Hargrove hesitated five seconds.
“Well,” he said. “There’s no point in denying it now. Is there?”
Before she knew what he was doing, Ariana grabbed Hargrove’s nose and held on tight.
“Hey! Damn it! Hey!”
The death dealing, robed bastard, Ariana’s rash action, reducing his voice to a pathetic cartoon.
He slapped and pushed her, trying to break her hold.
At last, the ugly weapon came down across her face, knocking her to the ground again.
Ariana looked, from her sprawled robe, arms, and legs, the insignia of three different faiths she wore around her neck that swung and jittered from the sudden motion, up at Peter Hargrove, at death in a robe that didn’t belong to the wearer, up at the wide eyes, Roman nose, sunken cheeks, thin lips, jutting jaw that belonged on a cheap doll or puppet, and not something exalted as her own death.
“Right. That’s it for you.”
He raised the weapon.
“’Bye now. I’ll settle for killing as many of them as I can before they get me.”
Joe dropped down behind Hargrove.
Ariana, in a few seconds, put together, Joe, with the help of some Side Clan, being helped over one of the walls of the maze, after stalking and listening to Hargrove and herself.
Joe, as he dropped, grabbed Hargrove’s gun hand, dragged it and Hargrove to a wall, smashed the gun and weapon hard against the wall until the weapon turned into fragments and sparks and pieces of what was lethal plummeted to the ground. All of that while Joe delivered two punches to Hargrove’s Roman nose, bending it, freeing its blood.
Joe produced his two automatic pistols from beneath his robe. He stuck the guns under Hargrove’s jutting jaw.
“We all heard the history lesson, Peter. Want to fill in the blank spaces?”
Ariana got back up to her feet.
“Just before Yamato vanished, he had dinner with Brantley.

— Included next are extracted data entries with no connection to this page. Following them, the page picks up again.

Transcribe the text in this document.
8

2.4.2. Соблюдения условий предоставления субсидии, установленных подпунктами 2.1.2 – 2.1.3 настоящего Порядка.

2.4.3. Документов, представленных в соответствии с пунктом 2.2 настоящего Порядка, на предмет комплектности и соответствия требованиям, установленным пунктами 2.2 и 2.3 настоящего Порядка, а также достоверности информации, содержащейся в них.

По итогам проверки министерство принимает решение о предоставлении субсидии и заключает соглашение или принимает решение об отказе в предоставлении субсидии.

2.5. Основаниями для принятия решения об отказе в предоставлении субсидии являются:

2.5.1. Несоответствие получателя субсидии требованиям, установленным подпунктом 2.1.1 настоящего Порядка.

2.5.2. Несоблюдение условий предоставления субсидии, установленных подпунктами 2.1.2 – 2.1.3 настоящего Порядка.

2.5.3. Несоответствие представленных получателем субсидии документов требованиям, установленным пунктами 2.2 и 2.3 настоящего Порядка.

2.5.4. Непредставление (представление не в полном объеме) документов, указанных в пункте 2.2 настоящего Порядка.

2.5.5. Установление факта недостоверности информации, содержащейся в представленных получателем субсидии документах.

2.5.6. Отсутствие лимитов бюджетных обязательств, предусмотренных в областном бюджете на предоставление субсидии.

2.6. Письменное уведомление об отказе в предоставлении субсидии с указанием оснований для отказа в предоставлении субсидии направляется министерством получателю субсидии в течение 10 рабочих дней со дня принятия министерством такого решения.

I don’t know. It was the anniversary of Brantley taking Yamato out of that orphanage or something. Brantley told Yamato the secret, felt sure he would understand, go along, approve. Hell, he should have. He’s a genius. However, he didn’t understand. Like you. Like her.” Hargrove nodded at Ariana. “Yamato didn’t and said so. Went back to his apartment, he disappears, every cop on Earth looks for him and--” He stopped.
Joe lifted Hargrove’s jaw with the guns.
“Then a Paladin, the one with the freckles, the one you shot, spots Yamato here, on Zah-Gre, out somewhere between the villages, talking to Ab-Druh.”

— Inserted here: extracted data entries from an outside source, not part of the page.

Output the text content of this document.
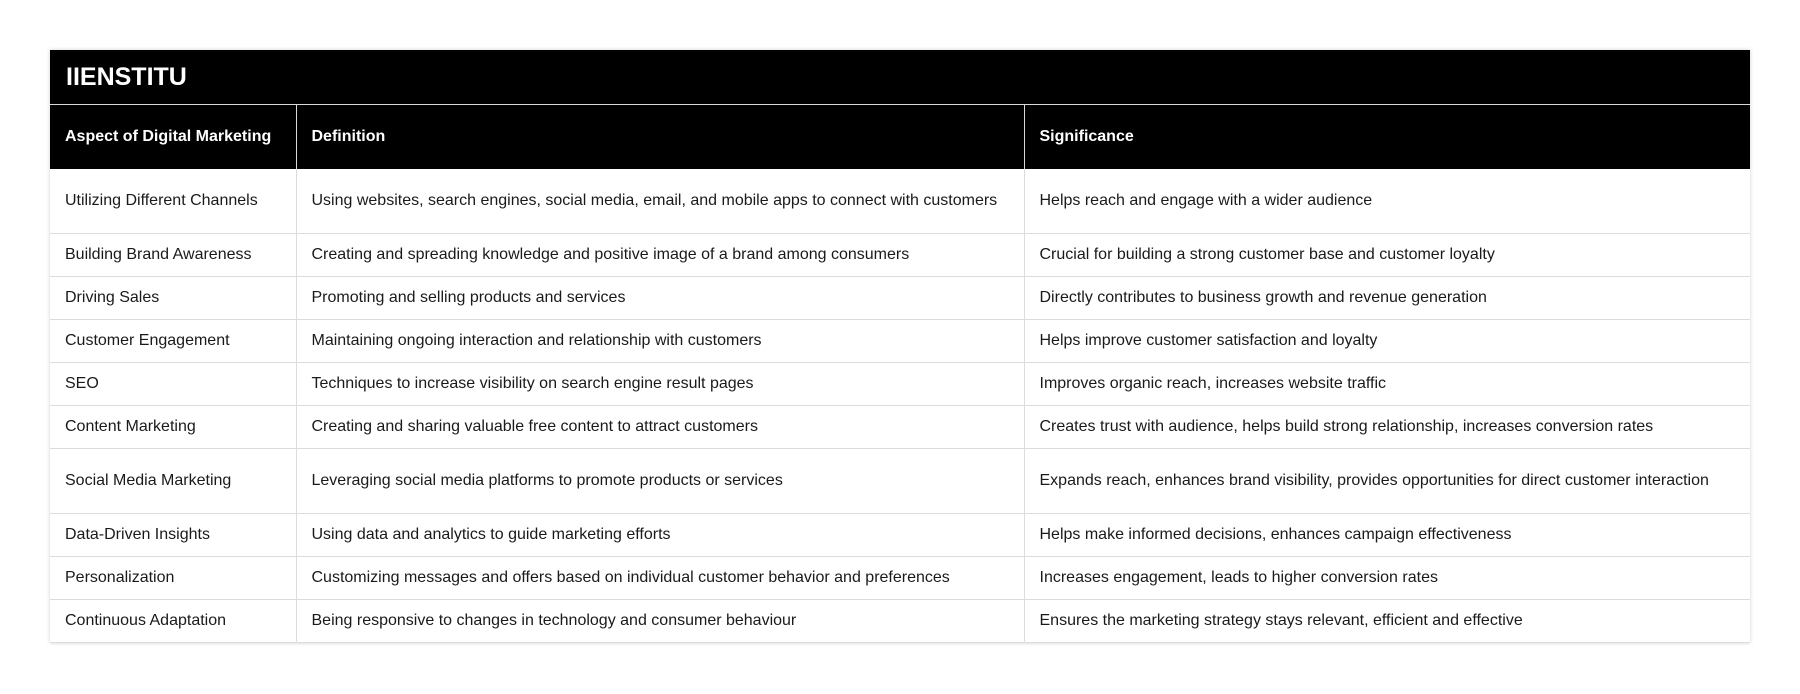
IIENSTITU
Aspect of Digital Marketing	Definition	Significance
Utilizing Different Channels	Using websites, search engines, social media, email, and mobile apps to connect with customers	Helps reach and engage with a wider audience
Building Brand Awareness	Creating and spreading knowledge and positive image of a brand among consumers	Crucial for building a strong customer base and customer loyalty
Driving Sales	Promoting and selling products and services	Directly contributes to business growth and revenue generation
Customer Engagement	Maintaining ongoing interaction and relationship with customers	Helps improve customer satisfaction and loyalty
SEO	Techniques to increase visibility on search engine result pages	Improves organic reach, increases website traffic
Content Marketing	Creating and sharing valuable free content to attract customers	Creates trust with audience, helps build strong relationship, increases conversion rates
Social Media Marketing	Leveraging social media platforms to promote products or services	Expands reach, enhances brand visibility, provides opportunities for direct customer interaction
Data-Driven Insights	Using data and analytics to guide marketing efforts	Helps make informed decisions, enhances campaign effectiveness
Personalization	Customizing messages and offers based on individual customer behavior and preferences	Increases engagement, leads to higher conversion rates
Continuous Adaptation	Being responsive to changes in technology and consumer behaviour	Ensures the marketing strategy stays relevant, efficient and effective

“That’s impossible,” Ariana said.
“You heard the lady,” Joe added. “Nobody could have moved Yamato through a Corridor, to here, without alarms going off in every Earth police agency.”

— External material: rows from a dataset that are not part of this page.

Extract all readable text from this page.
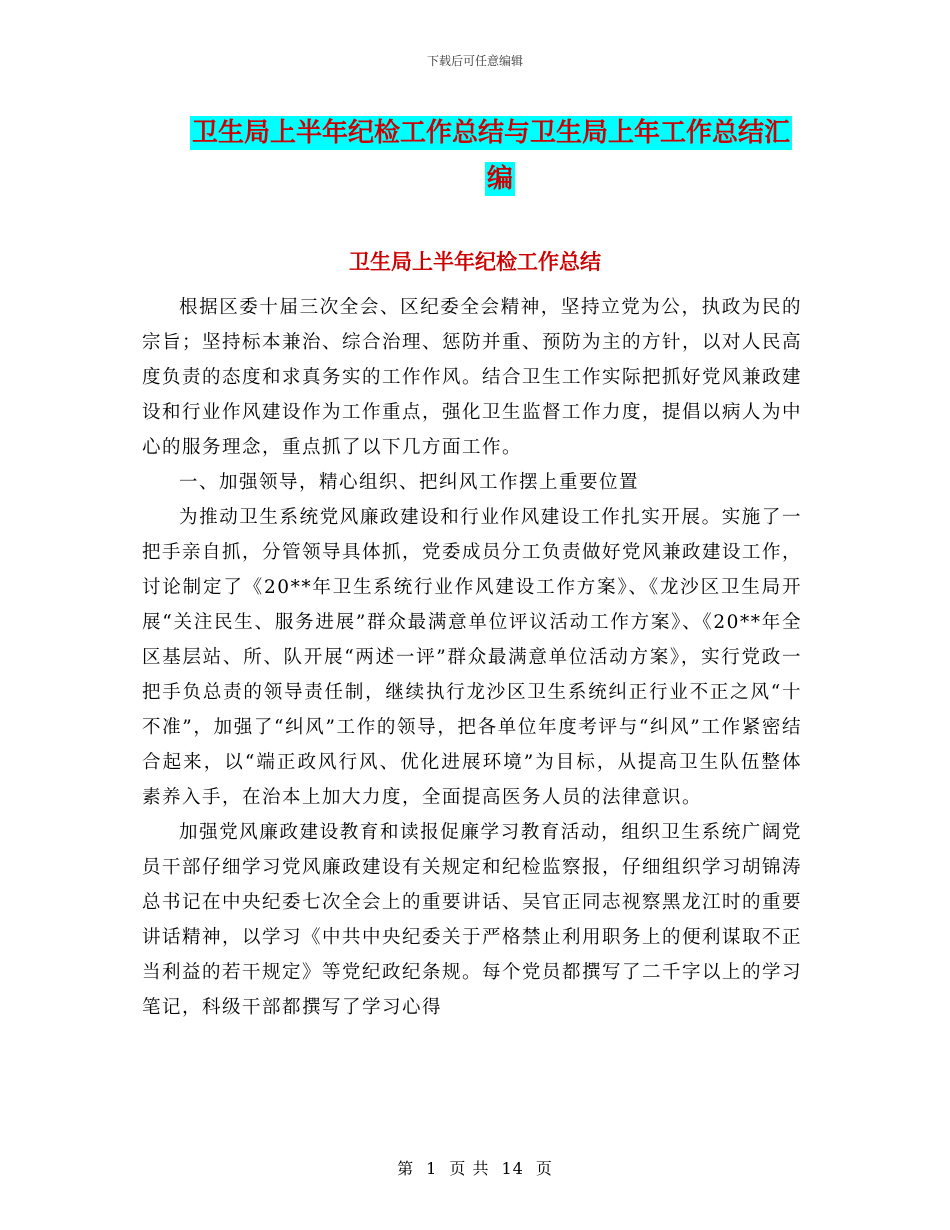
下载后可任意编辑
卫生局上半年纪检工作总结与卫生局上年工作总结汇
编
卫生局上半年纪检工作总结

根据区委十届三次全会、区纪委全会精神，坚持立党为公，执政为民的宗旨；坚持标本兼治、综合治理、惩防并重、预防为主的方针，以对人民高度负责的态度和求真务实的工作作风。结合卫生工作实际把抓好党风兼政建设和行业作风建设作为工作重点，强化卫生监督工作力度，提倡以病人为中心的服务理念，重点抓了以下几方面工作。

一、加强领导，精心组织、把纠风工作摆上重要位置

为推动卫生系统党风廉政建设和行业作风建设工作扎实开展。实施了一把手亲自抓，分管领导具体抓，党委成员分工负责做好党风兼政建设工作，讨论制定了《20**年卫生系统行业作风建设工作方案》、《龙沙区卫生局开展“关注民生、服务进展”群众最满意单位评议活动工作方案》、《20**年全区基层站、所、队开展“两述一评”群众最满意单位活动方案》，实行党政一把手负总责的领导责任制，继续执行龙沙区卫生系统纠正行业不正之风“十不准”，加强了“纠风”工作的领导，把各单位年度考评与“纠风”工作紧密结合起来，以“端正政风行风、优化进展环境”为目标，从提高卫生队伍整体素养入手，在治本上加大力度，全面提高医务人员的法律意识。

加强党风廉政建设教育和读报促廉学习教育活动，组织卫生系统广阔党员干部仔细学习党风廉政建设有关规定和纪检监察报，仔细组织学习胡锦涛总书记在中央纪委七次全会上的重要讲话、吴官正同志视察黑龙江时的重要讲话精神，以学习《中共中央纪委关于严格禁止利用职务上的便利谋取不正当利益的若干规定》等党纪政纪条规。每个党员都撰写了二千字以上的学习笔记，科级干部都撰写了学习心得

第 1 页 共 14 页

“I’m going to lie now, Joe? I don’t have anything else to hide. Roselle relays the sighting back to Earth. I come to eliminate Yamato, for knowing the secret, Ab-Druh, for maybe knowing the secret, and the lady here for also maybe knowing, since she’s spending so much time chatting with that native priest.”
Without taking his eyes or guns off Hargrove, Joe said, “What do you think, Ariana?”
“I don’t know. There are huge holes in it, but it’s the beginning of some type of explanation.”
Behind and in front of Ariana, Joe, and Hargrove stepped two groups of Side Clan, their small, silver laser pistols still in their hands.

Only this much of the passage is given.